Am Montag abend war die libanesische Armee auf Sidon und von dort aus nach Salhije vorgerückt, hieß es aus dem Verteidigungsministerium. In Salhije, etwa fünf Kilometer östlich von Sidon, war es bereits am frühen Montag abend zu Gefechten gekommen. In den Dörfern Kraije und Dschinsnaja, in den Hügeln östlich von Sidon, wo in den Lagern Ain al- Hilweh und Mieh Mieh rund 100.000 palästinensische Flüchtlinge leben, traf die Armee auf entschlossenen Widerstand der palästinensischen Guerilla, die hier ihren letzten großen Stützpunkt auf libanesischem Boden hat. In schweren Haus-zu-Haus-Kämpfen versuchten 9.000 Soldaten der libanesischen Armee am Dienstag, den Widerstand der palästinensischen Guerilla gegen ihre Entwaffnung zu brechen. Schwarze Rauchwolken hingen über dem Kampfgebiet.

Die PLO hat am Dienstag morgen wegen der Kämpfe einen „dringenden Appell“ an die Arabische Liga gerichtet, in dem ein Ende der „Aggression gegen palästinensische Stellungen und Lager“ verlangt wird. Der politische Verantwortliche der PLO im Libanon, Said Wehbe, hatte zuvor in einem Kommuniqué „zu sofortigen Kontakten zwecks Herstellung eines Waffenstillstandes und zur Aufnahme eines Dialogs zwischen der libanesischen Regierung und der PLO“ aufgerufen. Er sprach von einem „Massaker an Palästinensern“. Die Blutbäder von Sabra und Schatila würden damit wiederholt.

Die PLO steht der Stationierung libanesischer Einheiten im Südlibanon zwar grundsätzlich positiv gegenüber, sie will die Bedingungen für die Anwesenheit von rund 400.000 palästinensischen Flüchtlingen im Libanon allerdings durch ein Abkommen regeln. Entsprechende Verhandlungen mit der libanesischen Regierung sind jedoch bislang ohne Ergebnis geblieben.
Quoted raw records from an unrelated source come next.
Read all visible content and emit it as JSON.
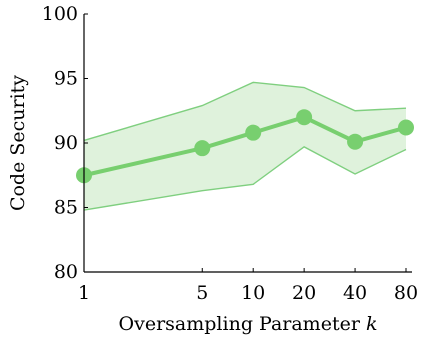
{
  "chart_data": {
    "type": "line",
    "xlabel_text": "Oversampling Parameter ",
    "xlabel_var": "k",
    "ylabel": "Code Security",
    "x_scale": "log",
    "x": [
      1,
      5,
      10,
      20,
      40,
      80
    ],
    "x_tick_labels": [
      "1",
      "5",
      "10",
      "20",
      "40",
      "80"
    ],
    "y_ticks": [
      80,
      85,
      90,
      95,
      100
    ],
    "ylim": [
      80,
      100
    ],
    "series": [
      {
        "values": [
          87.5,
          89.6,
          90.8,
          92.0,
          90.1,
          91.2
        ],
        "upper": [
          90.2,
          92.9,
          94.7,
          94.3,
          92.5,
          92.7
        ],
        "lower": [
          84.8,
          86.3,
          86.8,
          89.7,
          87.6,
          89.5
        ],
        "color": "#78cf6f",
        "band_color": "#dff2dc"
      }
    ],
    "grid": false
  }
}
In Israel ist man der Ansicht, daß die libanesische Armee kaum in der Lage sein wird, den Südteil des Landes vollständig unter ihre Kontrolle zu bringen. Die israelische Regierung hat jedenfalls nicht die Absicht, die von ihr beanspruchte „Sicherheitszone“ im Südlibanon, die bis zum Awali-Fluß und nach Jezzin reicht, aufzugeben. Bewaffnete Verbände, außer den eigenen und denen der von Israel finanzierten und geleiteten südlibanesischen Armee SLA, wird Israel dort nicht dulden, auch keine regulären libanesischen. Die israelische Armee ist derzeit mit der Verstärkung der von General Antoine Lahad kommandierten SLA beschäftigt. Vor allem die Stellungen in der Gegend von Jezzin werden verstärkt, wo Zusammenstöße mit dem Gegner am wahrscheinlichsten sind. Israels regelmäßige sogenannte „Strafaktionen“ gegen die Palästinenser, meist Bombenangriffe auf palästinensische Stellungen östlich von Sidon, könnten in Zukunft auch zu einem Konflikt mit der von Syrien unterstützten regulären libanesischen Armee führen. Die Auswirkungen einer solchen Konfrontation sind schwer abzuschätzen. Die Probe aufs Exempel wird sicherlich früher oder später gemacht werden, und die Frage ist, wie Syrien darauf reagieren wird. Drei Milizionäre wurden vorgestern von israelischen Soldaten bei einer Schießerei im Südlibanon getötet. A.W.